Les limites de la rémunération variable individuelle

Extraits de Encadrer une équipe : La conduite des hommes Chronique Sociale, 2012.

En vérité, à partir du moment où un système de rémunération prévoit une part variable individuelle, tant que les résultats sont là, la tension générée par la promesse d’un "bonus" peut, dans une certaine mesure, doper les performance. Cela dit, il serait hasardeux de parler de motivation, au sens strict, par le biais de la seule rémunération variable individuelle.

La motivation passe par des mécanismes plus complexes. D'où les cinq limites inhérentes à tout système de rémunération variable individuelle.

La première limite [...] touche au fait que le système, quelquefois désigné sous l’appellation "contribution rétribution" peut amener le salarié à effectuer des actions servant d’avantage ses propres intérêts que ceux de l’entreprise, l'institution ou l'organisme.

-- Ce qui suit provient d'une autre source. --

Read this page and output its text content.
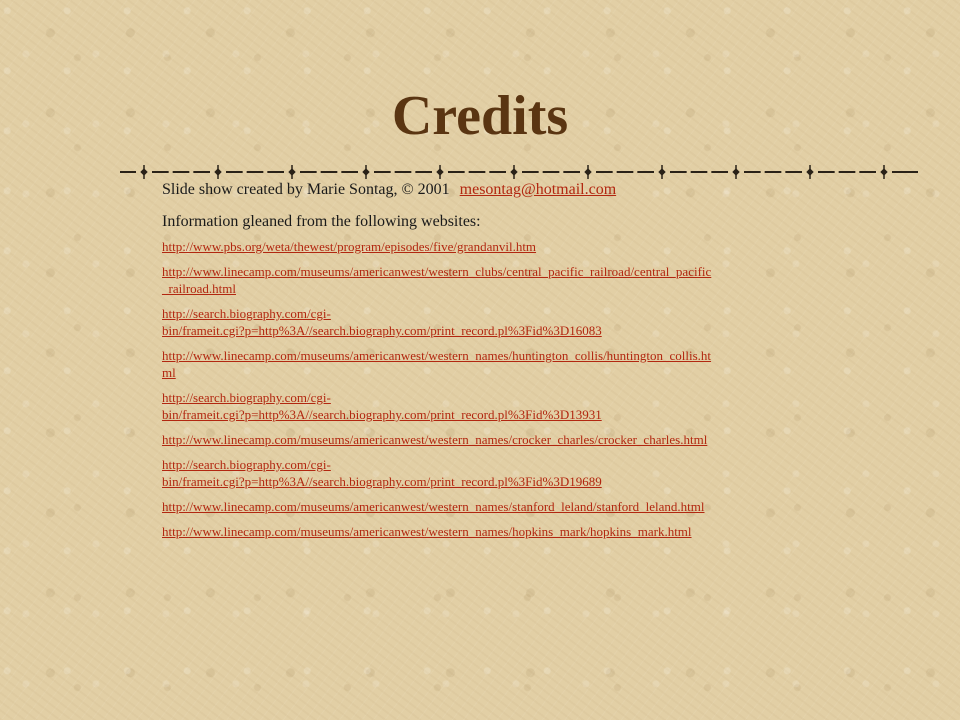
Credits
Slide show created by Marie Sontag, © 2001 mesontag@hotmail.com
Information gleaned from the following websites:
http://www.pbs.org/weta/thewest/program/episodes/five/grandanvil.htm
http://www.linecamp.com/museums/americanwest/western_clubs/central_pacific_railroad/central_pacific
_railroad.html
http://search.biography.com/cgi-
bin/frameit.cgi?p=http%3A//search.biography.com/print_record.pl%3Fid%3D16083
http://www.linecamp.com/museums/americanwest/western_names/huntington_collis/huntington_collis.ht
ml
http://search.biography.com/cgi-
bin/frameit.cgi?p=http%3A//search.biography.com/print_record.pl%3Fid%3D13931
http://www.linecamp.com/museums/americanwest/western_names/crocker_charles/crocker_charles.html
http://search.biography.com/cgi-
bin/frameit.cgi?p=http%3A//search.biography.com/print_record.pl%3Fid%3D19689
http://www.linecamp.com/museums/americanwest/western_names/stanford_leland/stanford_leland.html
http://www.linecamp.com/museums/americanwest/western_names/hopkins_mark/hopkins_mark.html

Une situation devenue possible depuis que la plupart des gens ont à effectuer un travail multitâche [...]. Au détriment en particulier des aspects qualitatifs forcement plus difficiles à mesurer car subjectifs par nature [...]. Un exemple courant est celui de l'acheteur "tueur de coût" ne se préoccupant que de sa part variable, alors que la fonction d’acheteur consiste aussi à préparer l’avenir [...] ;

La deuxième limite notable apparaît lorsque l’on constate que la rémunération variable peut littéralement exacerber la compétition entre collaborateurs. Il n’est en effet pas rare que certains, obnubilés par l'atteinte de leurs objectifs personnels, n’aient tendance à ne s'intéresser qu’à leurs propres succès au détriment, non seulement de leurs collègues, mais au détriment aussi de la performance globale de l’entreprise, l'institution ou l'organisme [...] ;

La troisième limite s’inscrit en tant que conséquence directe de la compétition entre collaborateurs puisque l'on observe depuis quelques années des effets pervers directement liés à cette part individuelle : montée de l’agressivité dans les équipes, parasitage de la communication interpersonnelle, rétention d’informations, effondrement de l'esprit d'équipe [...] ;.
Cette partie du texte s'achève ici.